- Born: Hewakalu Ambalage Sachini Nipunsala 7 November 1992 (age 33) Boralesgamuwa, Sri Lanka
- Education: Vidayakara Vidyalaya Visakha Vidyalaya
- Alma mater: University of Sri Jayawardenepura
- Occupations: Dancer; TV host;
- Years active: 2006–present
- Spouse: Isuru Randeniya (m. 2020)

= Sachini Nipunsala =

Sri Lankan TV presenter and dancer

 Hewakalu Ambalage Sachini Nipunsala (සචිනි නිපුන්සලා; born 7 November 1992), popularly known as Sachini Nipunsala, is a Sri Lankan television presenter and dancer. Started as a child artist, Nipunsala became a popular television presenter in Sri Lanka by hosting the reality show Derana Little Star and musical chat program Champions Stars.

==Personal life==
She was born on 7 November 1992 in Boralesgamuwa, Sri Lanka as the only child of the family. Her father Ajith Lionel is a businessman and her mother Shyamalee Pieris is a housewife. She studied at Vidayakara Balika Vidyalaya, Maharagama from 1998 to 2008 until O/L. She was an active member of the school's drama and art circles as well as the announcer at many school events. In 2009, she attended Visakha Vidyalaya, Colombo 05 and completed A/L in 2011. In 2016, she graduated with B.Sc. Hons. Special degree (First Class) in Marketing Management at University of Sri Jayawardenepura.

She is married to Isuru Shanaka Randeniya, and the wedding was celebrated on 13 March 2020. Isuru is a business analyst.

==Career==
She has been a part of many children's programs on several television channels including Hapan Padura, Athuru Mithuru, Punchi Panchi as a Ransith Yaya as a backup. Since 2006, she started a professional career as a television presenter at TV Derana. Then she hosted many children's programs such as Amuthu Muthu, Lassana Ahasa and Ammai Mamai on TV Derana.

She then worked as the regular presenter of the reality show Derana Little Star season 2 along with Madhava Wijesinghe.

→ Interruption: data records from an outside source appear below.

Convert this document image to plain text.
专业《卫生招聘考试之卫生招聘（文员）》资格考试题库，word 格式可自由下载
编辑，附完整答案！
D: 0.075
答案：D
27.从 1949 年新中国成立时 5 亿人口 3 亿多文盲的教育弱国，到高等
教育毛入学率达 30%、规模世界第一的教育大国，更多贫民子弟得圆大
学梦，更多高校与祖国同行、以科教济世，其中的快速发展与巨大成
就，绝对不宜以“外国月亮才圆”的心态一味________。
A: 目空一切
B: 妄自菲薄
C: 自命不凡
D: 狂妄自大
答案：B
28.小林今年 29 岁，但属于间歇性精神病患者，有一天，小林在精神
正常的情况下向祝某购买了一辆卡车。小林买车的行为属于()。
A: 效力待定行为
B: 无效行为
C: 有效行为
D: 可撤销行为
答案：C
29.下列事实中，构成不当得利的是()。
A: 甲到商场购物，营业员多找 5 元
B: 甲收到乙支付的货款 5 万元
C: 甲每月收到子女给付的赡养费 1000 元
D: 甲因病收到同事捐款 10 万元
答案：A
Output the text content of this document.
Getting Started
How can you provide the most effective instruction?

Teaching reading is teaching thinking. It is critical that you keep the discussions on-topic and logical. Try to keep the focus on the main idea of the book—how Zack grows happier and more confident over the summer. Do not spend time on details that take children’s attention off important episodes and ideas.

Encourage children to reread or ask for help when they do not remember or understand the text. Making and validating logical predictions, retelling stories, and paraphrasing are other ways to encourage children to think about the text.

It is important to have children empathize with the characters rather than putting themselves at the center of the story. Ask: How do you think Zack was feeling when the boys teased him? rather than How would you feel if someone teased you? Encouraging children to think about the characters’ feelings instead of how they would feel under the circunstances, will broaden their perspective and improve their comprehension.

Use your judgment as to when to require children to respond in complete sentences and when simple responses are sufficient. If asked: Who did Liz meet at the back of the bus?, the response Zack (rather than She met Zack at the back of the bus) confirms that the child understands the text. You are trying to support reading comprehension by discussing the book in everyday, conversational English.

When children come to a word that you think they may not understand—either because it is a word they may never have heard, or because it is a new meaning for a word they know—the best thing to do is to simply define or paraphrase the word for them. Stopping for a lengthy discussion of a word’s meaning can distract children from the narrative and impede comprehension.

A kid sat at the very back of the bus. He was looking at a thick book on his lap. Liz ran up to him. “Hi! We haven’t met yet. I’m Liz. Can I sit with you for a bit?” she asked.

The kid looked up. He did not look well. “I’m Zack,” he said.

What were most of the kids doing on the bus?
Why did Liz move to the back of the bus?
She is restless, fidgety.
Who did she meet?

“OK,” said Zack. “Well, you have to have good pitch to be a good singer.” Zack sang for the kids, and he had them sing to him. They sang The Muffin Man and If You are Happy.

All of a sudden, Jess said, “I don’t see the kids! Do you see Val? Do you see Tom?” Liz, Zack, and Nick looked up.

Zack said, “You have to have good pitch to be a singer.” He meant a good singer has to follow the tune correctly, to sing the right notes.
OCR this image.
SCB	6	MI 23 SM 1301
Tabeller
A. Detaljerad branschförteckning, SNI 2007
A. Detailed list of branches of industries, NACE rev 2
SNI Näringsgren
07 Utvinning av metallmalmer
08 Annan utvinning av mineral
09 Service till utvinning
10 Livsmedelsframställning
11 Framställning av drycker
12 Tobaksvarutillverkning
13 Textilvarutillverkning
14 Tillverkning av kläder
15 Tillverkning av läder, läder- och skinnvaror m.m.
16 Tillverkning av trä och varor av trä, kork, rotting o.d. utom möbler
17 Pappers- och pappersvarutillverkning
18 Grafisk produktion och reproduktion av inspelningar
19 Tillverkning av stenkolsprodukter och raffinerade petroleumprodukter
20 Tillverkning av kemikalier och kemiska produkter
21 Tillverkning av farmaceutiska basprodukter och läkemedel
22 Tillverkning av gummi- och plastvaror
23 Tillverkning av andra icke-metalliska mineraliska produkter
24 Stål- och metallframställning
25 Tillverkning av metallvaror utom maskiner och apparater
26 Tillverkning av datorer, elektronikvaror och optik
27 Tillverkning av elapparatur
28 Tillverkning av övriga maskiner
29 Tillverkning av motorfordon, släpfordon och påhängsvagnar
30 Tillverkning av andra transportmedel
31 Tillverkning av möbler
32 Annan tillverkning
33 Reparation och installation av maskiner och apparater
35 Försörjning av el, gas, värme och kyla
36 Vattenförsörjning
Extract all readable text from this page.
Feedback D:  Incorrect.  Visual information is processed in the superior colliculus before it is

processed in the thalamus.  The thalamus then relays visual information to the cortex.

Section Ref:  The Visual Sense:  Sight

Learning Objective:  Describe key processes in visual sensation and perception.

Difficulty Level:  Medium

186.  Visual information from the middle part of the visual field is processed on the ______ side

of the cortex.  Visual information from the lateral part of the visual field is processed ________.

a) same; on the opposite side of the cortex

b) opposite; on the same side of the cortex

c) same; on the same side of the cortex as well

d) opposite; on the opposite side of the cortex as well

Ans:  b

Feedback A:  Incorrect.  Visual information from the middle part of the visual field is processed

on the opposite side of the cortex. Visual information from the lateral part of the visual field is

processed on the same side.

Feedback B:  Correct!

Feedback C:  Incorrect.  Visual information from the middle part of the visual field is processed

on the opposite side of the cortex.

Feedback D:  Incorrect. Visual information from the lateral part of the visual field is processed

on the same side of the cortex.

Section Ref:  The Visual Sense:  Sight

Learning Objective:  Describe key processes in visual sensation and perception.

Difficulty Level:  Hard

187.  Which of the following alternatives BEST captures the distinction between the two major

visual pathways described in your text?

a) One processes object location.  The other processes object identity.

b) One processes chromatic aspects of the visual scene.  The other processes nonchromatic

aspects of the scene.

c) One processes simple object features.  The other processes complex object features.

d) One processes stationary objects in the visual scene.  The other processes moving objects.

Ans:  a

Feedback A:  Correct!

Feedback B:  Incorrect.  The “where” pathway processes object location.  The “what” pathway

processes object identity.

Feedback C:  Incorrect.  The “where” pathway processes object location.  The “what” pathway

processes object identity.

The duo then presented all 10 seasons of the reality show until 2020. Meanwhile, she has been the co-presenter of the musical chat program Derana Champions Stars Unlimited along with Wijesinghe and Peshala Manoj since 2014.

Other than those popular television shows, she hosted the bridal show Vivaha from 2016 to 2017. She also got the opportunity to be the Red carpet Host for Derana Film Awards, Derana Dream Star, and Derana City of Dance for many seasons. She also worked as a host of Sumathi Awards for 4 years.

Apart from being a popular television presenter, she is also a prolific dancer who is considered amongst the country's finest. In 2017, she started off with a Dance cover for the song Visekari which has received over 3 million views on YouTube. With this popularity, she started a YouTube channel specified in Dance Covers including, Sepalikawo, Sandawan Ruwin and Sitha Umathu Wela. On 9 September 2018, she conducted a Bollywood dancing workshop at 10.30 am to 12.30 pm at Stretch Dance School, Pagoda Road, Nugegoda. In 2019, she founded the dance studio "Studio Steps" to teach Bollywood dancing.

In 2021, she was included in the Raffealla Fernando Celebrity Calendar along with many other Sri Lankan celebrities which is considered as one of the highest civilian honours awarded to an individual. In the same year, she made a cameo appearance in the soap opera Sangeethe.